Qualcomm Inc. (QCOM.O) lawyers got Apple Inc. (AAPL.O) to concede that when the mobile phone industry transitioned to 4G, the iPhone maker didn’t have anywhere else to go for key components.

The admission on Jan. 18 by Matthias Sauer, Apple’s director of cellular systems architecture, is the kind of point Qualcomm will have to score in front of U.S. District Judge Lucy Koh as it continues its defense against antitrust allegations by the U.S. Federal Trade Commission. The government has charged it with using market dominance in smartphone chips to force phone makers to pay inflated patent licensing revenue.

Sauer testified that Apple considered the likes of Ericsson, Broadcom and Intel Corp. as component suppliers for devices as early as the 2012 planning phase for new products, but none could deliver to Apple’s desired specifications. It wasn’t until Apple launched the iPhone 7 in September 2016 that anyone other than Qualcomm supplied chips for an LTE-ready Apple device.

He told the FTC in cross-examination that Apple’s decision to skip Intel as a chip supplier for the 2014 iPad was a business decision, not a technical one, and that the specifications Apple had sought, including carrier aggregation, were ultimately unnecessary for that model.

Market Dominance

Last week, Koh heard various industry representatives support the FTC’s case with examples of Qualcomm’s alleged bullying. They claimed Qualcomm has historically relied on its market dominance to lean on partners to agree to licensing payments when negotiating chip sales. Apple Chief Operating Officer Jeff Williams told the court his former supplier had cut off the iPhone maker, forcing it to give all of that business to Intel.

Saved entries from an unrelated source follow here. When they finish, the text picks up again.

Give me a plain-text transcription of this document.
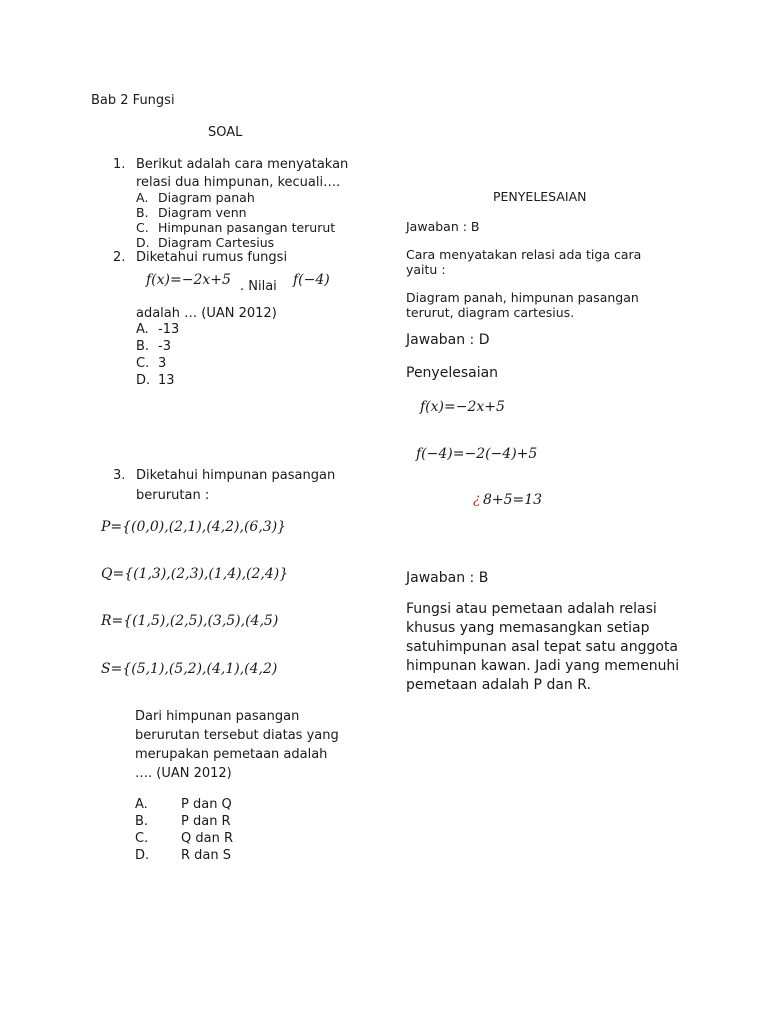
Bab 2 Fungsi
SOAL
PENYELESAIAN
1. Berikut adalah cara menyatakan
relasi dua himpunan, kecuali….
A. Diagram panah
B. Diagram venn
C. Himpunan pasangan terurut
D. Diagram Cartesius
2. Diketahui rumus fungsi
f(x)=−2x+5 . Nilai f(−4)
adalah … (UAN 2012)
A. -13
B. -3
C. 3
D. 13
3. Diketahui himpunan pasangan
berurutan :
P={(0,0),(2,1),(4,2),(6,3)}
Q={(1,3),(2,3),(1,4),(2,4)}
R={(1,5),(2,5),(3,5),(4,5)
S={(5,1),(5,2),(4,1),(4,2)
Dari himpunan pasangan
berurutan tersebut diatas yang
merupakan pemetaan adalah
…. (UAN 2012)
A.	P dan Q
B.	P dan R
C.	Q dan R
D. R dan S
Jawaban : B
Cara menyatakan relasi ada tiga cara
yaitu :
Diagram panah, himpunan pasangan
terurut, diagram cartesius.
Jawaban : D
Penyelesaian
f(x)=−2x+5
f(−4)=−2(−4)+5
¿ 8+5=13
Jawaban : B
Fungsi atau pemetaan adalah relasi
khusus yang memasangkan setiap
satuhimpunan asal tepat satu anggota
himpunan kawan. Jadi yang memenuhi
pemetaan adalah P dan R.
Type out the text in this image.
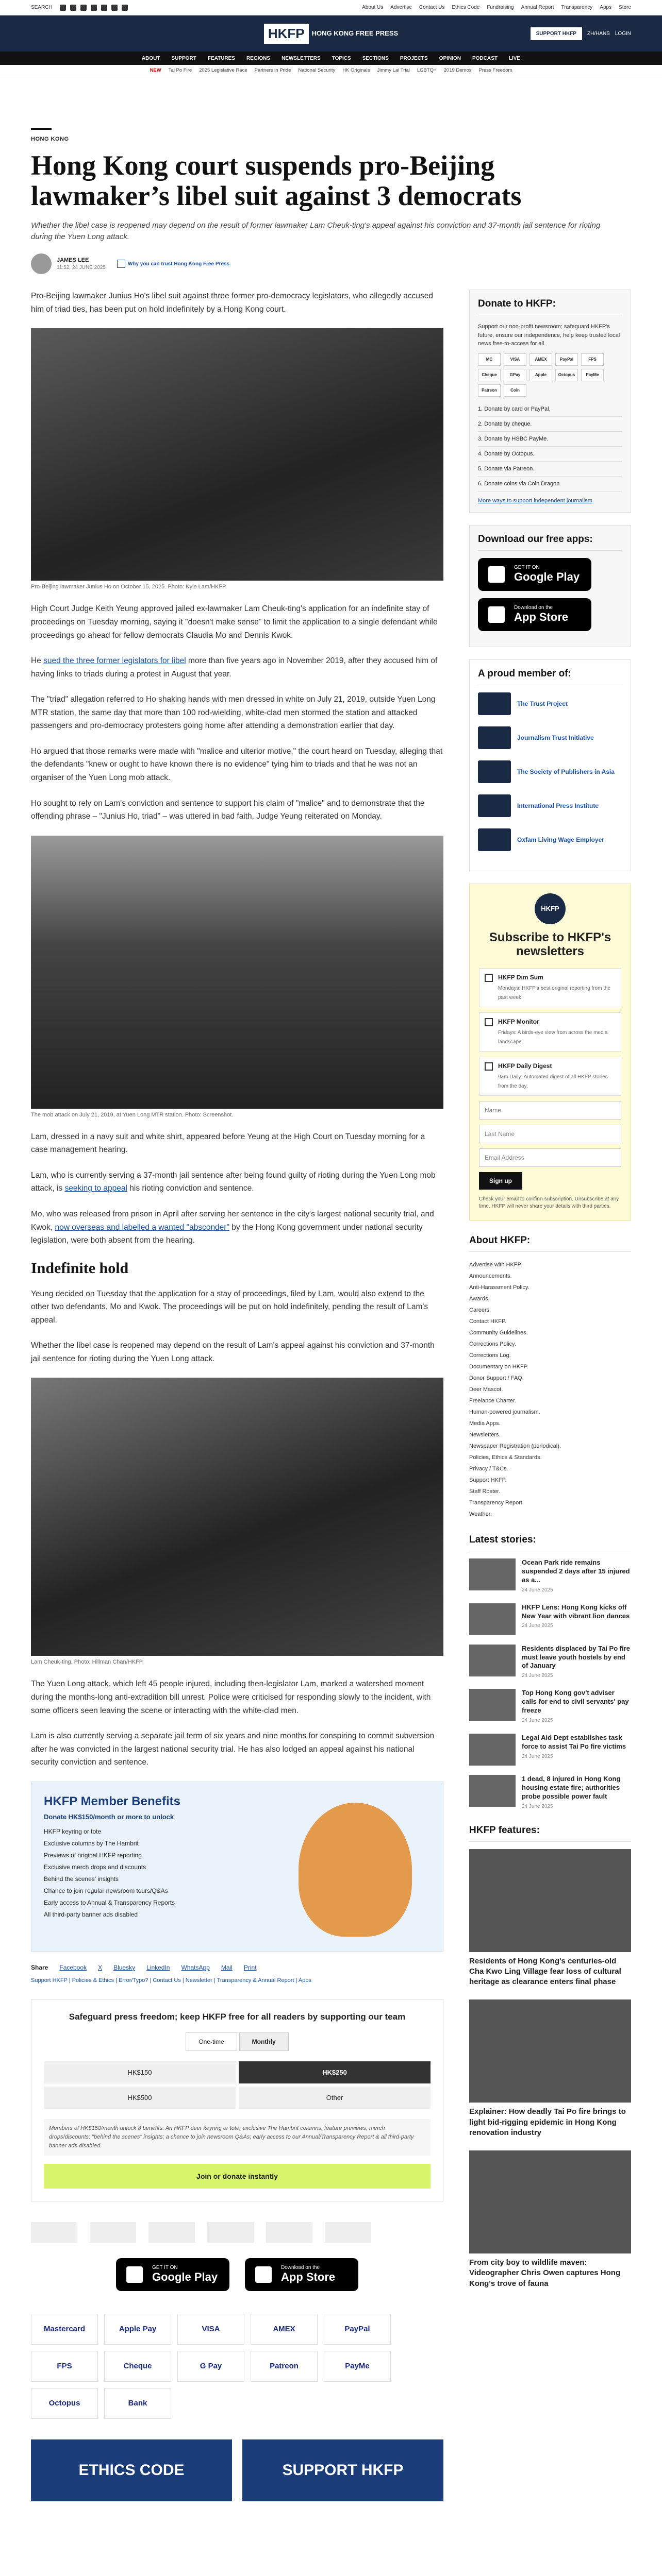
SEARCH	About Us Advertise Contact Us Ethics Code Fundraising Annual Report Transparency Apps Store
HKFP	HONG KONG FREE PRESS	SUPPORT HKFP	ZH/HANS LOGIN
ABOUT SUPPORT FEATURES REGIONS NEWSLETTERS TOPICS SECTIONS PROJECTS OPINION PODCAST LIVE
NEW Tai Po Fire 2025 Legislative Race Partners in Pride National Security HK Originals Jimmy Lai Trial LGBTQ+ 2019 Demos Press Freedom
HONG KONG
Hong Kong court suspends pro-Beijing lawmaker’s libel suit against 3 democrats
Whether the libel case is reopened may depend on the result of former lawmaker Lam Cheuk-ting's appeal against his conviction and 37-month jail sentence for rioting during the Yuen Long attack.
JAMES LEE
11:52, 24 JUNE 2025
Why you can trust Hong Kong Free Press

Pro-Beijing lawmaker Junius Ho's libel suit against three former pro-democracy legislators, who allegedly accused him of triad ties, has been put on hold indefinitely by a Hong Kong court.

Pro-Beijing lawmaker Junius Ho on October 15, 2025. Photo: Kyle Lam/HKFP.

High Court Judge Keith Yeung approved jailed ex-lawmaker Lam Cheuk-ting's application for an indefinite stay of proceedings on Tuesday morning, saying it "doesn't make sense" to limit the application to a single defendant while proceedings go ahead for fellow democrats Claudia Mo and Dennis Kwok.

He sued the three former legislators for libel more than five years ago in November 2019, after they accused him of having links to triads during a protest in August that year.

The "triad" allegation referred to Ho shaking hands with men dressed in white on July 21, 2019, outside Yuen Long MTR station, the same day that more than 100 rod-wielding, white-clad men stormed the station and attacked passengers and pro-democracy protesters going home after attending a demonstration earlier that day.

Ho argued that those remarks were made with "malice and ulterior motive," the court heard on Tuesday, alleging that the defendants "knew or ought to have known there is no evidence" tying him to triads and that he was not an organiser of the Yuen Long mob attack.

Ho sought to rely on Lam's conviction and sentence to support his claim of "malice" and to demonstrate that the offending phrase – "Junius Ho, triad" – was uttered in bad faith, Judge Yeung reiterated on Monday.

The mob attack on July 21, 2019, at Yuen Long MTR station. Photo: Screenshot.

Lam, dressed in a navy suit and white shirt, appeared before Yeung at the High Court on Tuesday morning for a case management hearing.

Lam, who is currently serving a 37-month jail sentence after being found guilty of rioting during the Yuen Long mob attack, is seeking to appeal his rioting conviction and sentence.

Mo, who was released from prison in April after serving her sentence in the city's largest national security trial, and Kwok, now overseas and labelled a wanted "absconder" by the Hong Kong government under national security legislation, were both absent from the hearing.

Indefinite hold

Yeung decided on Tuesday that the application for a stay of proceedings, filed by Lam, would also extend to the other two defendants, Mo and Kwok. The proceedings will be put on hold indefinitely, pending the result of Lam's appeal.

Whether the libel case is reopened may depend on the result of Lam's appeal against his conviction and 37-month jail sentence for rioting during the Yuen Long attack.

Lam Cheuk-ting. Photo: Hillman Chan/HKFP.

The Yuen Long attack, which left 45 people injured, including then-legislator Lam, marked a watershed moment during the months-long anti-extradition bill unrest. Police were criticised for responding slowly to the incident, with some officers seen leaving the scene or interacting with the white-clad men.

Lam is also currently serving a separate jail term of six years and nine months for conspiring to commit subversion after he was convicted in the largest national security trial. He has also lodged an appeal against his national security conviction and sentence.

HKFP Member Benefits

Donate HK$150/month or more to unlock

HKFP keyring or tote
Exclusive columns by The Hambrit
Previews of original HKFP reporting
Exclusive merch drops and discounts
Behind the scenes' insights
Chance to join regular newsroom tours/Q&As
Early access to Annual & Transparency Reports
All third-party banner ads disabled
Share Facebook X Bluesky LinkedIn WhatsApp Mail Print
Support HKFP | Policies & Ethics | Error/Typo? | Contact Us | Newsletter | Transparency & Annual Report | Apps
Safeguard press freedom; keep HKFP free for all readers by supporting our team
One-time	Monthly
HK$150	HK$250
HK$500	Other
Members of HK$150/month unlock 8 benefits: An HKFP deer keyring or tote; exclusive The Hambrit columns; feature previews; merch drops/discounts; "behind the scenes" insights; a chance to join newsroom Q&As; early access to our Annual/Transparency Report & all third-party banner ads disabled.
Join or donate instantly
GET IT ON
Google Play
Download on the
App Store
Mastercard	Apple Pay	VISA	AMEX	PayPal
FPS	Cheque	G Pay	Patreon	PayMe
Octopus	Bank
ETHICS CODE	SUPPORT HKFP
Donate to HKFP:
Support our non-profit newsroom; safeguard HKFP's future, ensure our independence, help keep trusted local news free-to-access for all.
MC	VISA	AMEX	PayPal	FPS
Cheque	GPay	Apple	Octopus	PayMe
Patreon	Coin
1. Donate by card or PayPal.
2. Donate by cheque.
3. Donate by HSBC PayMe.
4. Donate by Octopus.
5. Donate via Patreon.
6. Donate coins via Coin Dragon.
More ways to support independent journalism
Download our free apps:
GET IT ON
Google Play
Download on the
App Store
A proud member of:
The Trust Project
Journalism Trust Initiative
The Society of Publishers in Asia
International Press Institute
Oxfam Living Wage Employer
HKFP
Subscribe to HKFP's newsletters
HKFP Dim Sum
Mondays: HKFP's best original reporting from the past week.
HKFP Monitor
Fridays: A birds-eye view from across the media landscape.
HKFP Daily Digest
9am Daily: Automated digest of all HKFP stories from the day.
Name
Last Name
Email Address
Sign up
Check your email to confirm subscription. Unsubscribe at any time. HKFP will never share your details with third parties.
About HKFP:
Advertise with HKFP.
Announcements.
Anti-Harassment Policy.
Awards.
Careers.
Contact HKFP.
Community Guidelines.
Corrections Policy.
Corrections Log.
Documentary on HKFP.
Donor Support / FAQ.
Deer Mascot.
Freelance Charter.
Human-powered journalism.
Media Apps.
Newsletters.
Newspaper Registration (periodical).
Policies, Ethics & Standards.
Privacy / T&Cs.
Support HKFP.
Staff Roster.
Transparency Report.
Weather.
Latest stories:
Ocean Park ride remains suspended 2 days after 15 injured as a...
24 June 2025
HKFP Lens: Hong Kong kicks off New Year with vibrant lion dances
24 June 2025
Residents displaced by Tai Po fire must leave youth hostels by end of January
24 June 2025
Top Hong Kong gov't adviser calls for end to civil servants' pay freeze
24 June 2025
Legal Aid Dept establishes task force to assist Tai Po fire victims
24 June 2025
1 dead, 8 injured in Hong Kong housing estate fire; authorities probe possible power fault
24 June 2025
HKFP features:
Residents of Hong Kong's centuries-old Cha Kwo Ling Village fear loss of cultural heritage as clearance enters final phase
Explainer: How deadly Tai Po fire brings to light bid-rigging epidemic in Hong Kong renovation industry
From city boy to wildlife maven: Videographer Chris Owen captures Hong Kong's trove of fauna
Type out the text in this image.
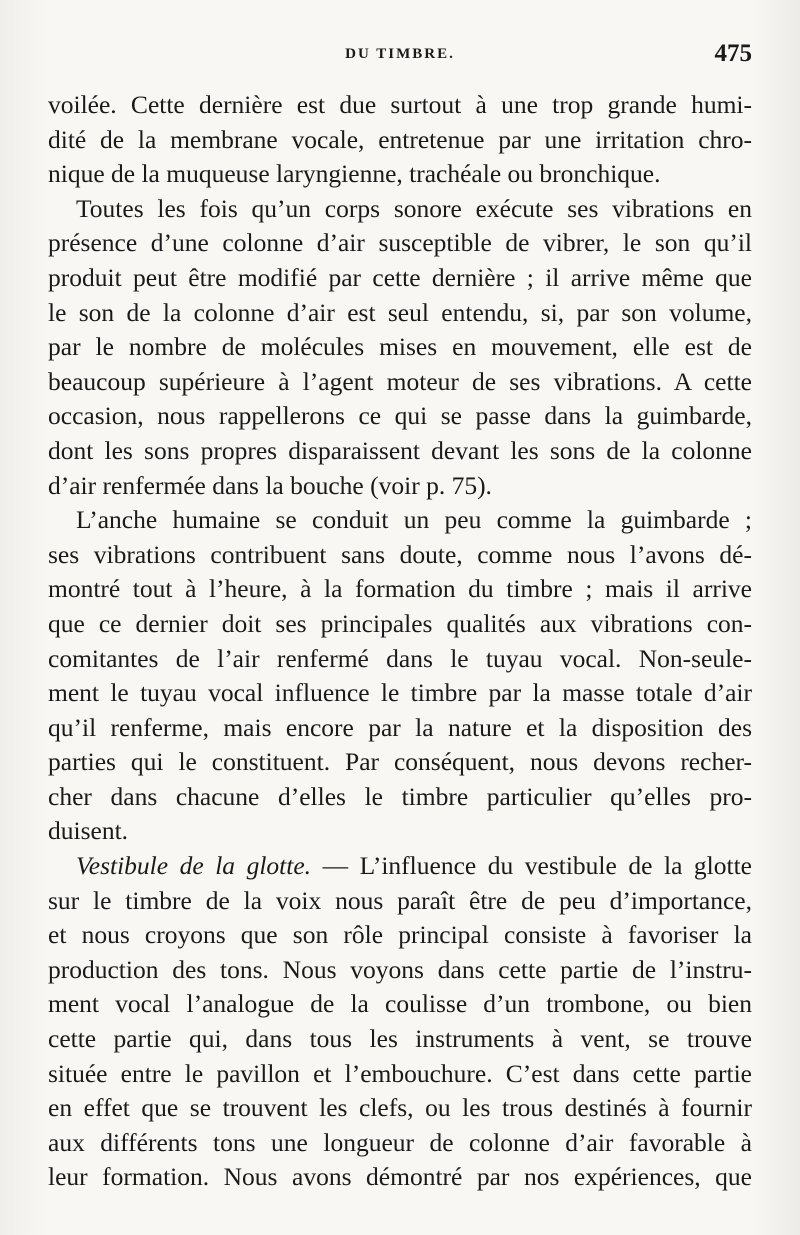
DU TIMBRE.	475
voilée. Cette dernière est due surtout à une trop grande humi-
dité de la membrane vocale, entretenue par une irritation chro-
nique de la muqueuse laryngienne, trachéale ou bronchique.
Toutes les fois qu’un corps sonore exécute ses vibrations en
présence d’une colonne d’air susceptible de vibrer, le son qu’il
produit peut être modifié par cette dernière ; il arrive même que
le son de la colonne d’air est seul entendu, si, par son volume,
par le nombre de molécules mises en mouvement, elle est de
beaucoup supérieure à l’agent moteur de ses vibrations. A cette
occasion, nous rappellerons ce qui se passe dans la guimbarde,
dont les sons propres disparaissent devant les sons de la colonne
d’air renfermée dans la bouche (voir p. 75).
L’anche humaine se conduit un peu comme la guimbarde ;
ses vibrations contribuent sans doute, comme nous l’avons dé-
montré tout à l’heure, à la formation du timbre ; mais il arrive
que ce dernier doit ses principales qualités aux vibrations con-
comitantes de l’air renfermé dans le tuyau vocal. Non-seule-
ment le tuyau vocal influence le timbre par la masse totale d’air
qu’il renferme, mais encore par la nature et la disposition des
parties qui le constituent. Par conséquent, nous devons recher-
cher dans chacune d’elles le timbre particulier qu’elles pro-
duisent.
Vestibule de la glotte. — L’influence du vestibule de la glotte
sur le timbre de la voix nous paraît être de peu d’importance,
et nous croyons que son rôle principal consiste à favoriser la
production des tons. Nous voyons dans cette partie de l’instru-
ment vocal l’analogue de la coulisse d’un trombone, ou bien
cette partie qui, dans tous les instruments à vent, se trouve
située entre le pavillon et l’embouchure. C’est dans cette partie
en effet que se trouvent les clefs, ou les trous destinés à fournir
aux différents tons une longueur de colonne d’air favorable à
leur formation. Nous avons démontré par nos expériences, que
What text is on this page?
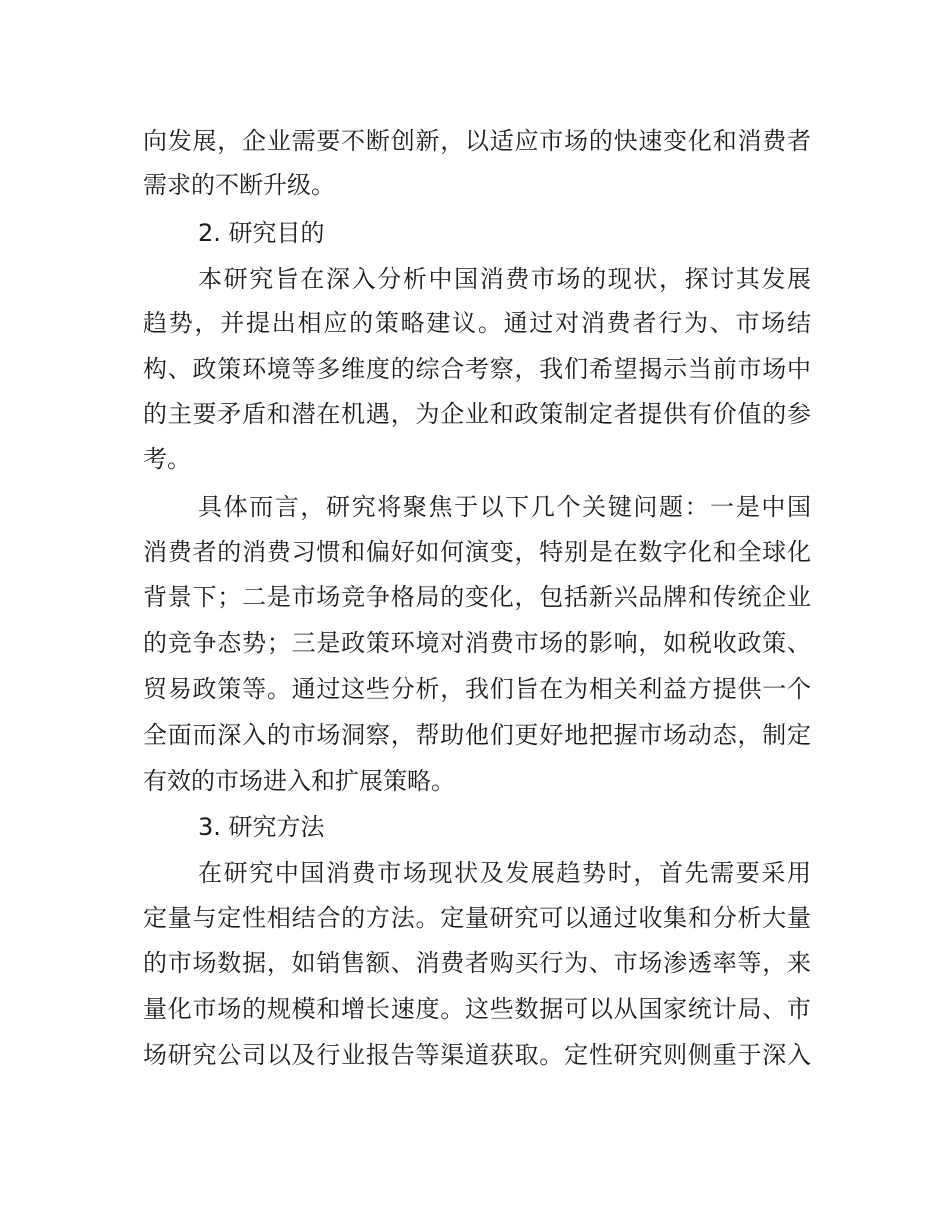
向发展，企业需要不断创新，以适应市场的快速变化和消费者
需求的不断升级。
2. 研究目的
本研究旨在深入分析中国消费市场的现状，探讨其发展
趋势，并提出相应的策略建议。通过对消费者行为、市场结
构、政策环境等多维度的综合考察，我们希望揭示当前市场中
的主要矛盾和潜在机遇，为企业和政策制定者提供有价值的参
考。
具体而言，研究将聚焦于以下几个关键问题：一是中国
消费者的消费习惯和偏好如何演变，特别是在数字化和全球化
背景下；二是市场竞争格局的变化，包括新兴品牌和传统企业
的竞争态势；三是政策环境对消费市场的影响，如税收政策、
贸易政策等。通过这些分析，我们旨在为相关利益方提供一个
全面而深入的市场洞察，帮助他们更好地把握市场动态，制定
有效的市场进入和扩展策略。
3. 研究方法
在研究中国消费市场现状及发展趋势时，首先需要采用
定量与定性相结合的方法。定量研究可以通过收集和分析大量
的市场数据，如销售额、消费者购买行为、市场渗透率等，来
量化市场的规模和增长速度。这些数据可以从国家统计局、市
场研究公司以及行业报告等渠道获取。定性研究则侧重于深入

Qualcomm now has the chance to undermine some of that prosecution testimony against it. In its first full day of defense, Qualcomm argued its leadership in technology led customers to become dependent on it -- not illegal exclusionary practices. The patents it owns -- more than 120,000, with another 35 added every day -- are fundamental to how all phones work. Qualcomm is arguing it should be compensated accordingly. It’s also arguing that since chip competitors have now caught up, its market share has subsided.

The non-jury trial in San Jose federal court begins its ninth day Tuesday. It will continue for three more sessions before closing arguments on Feb. 1.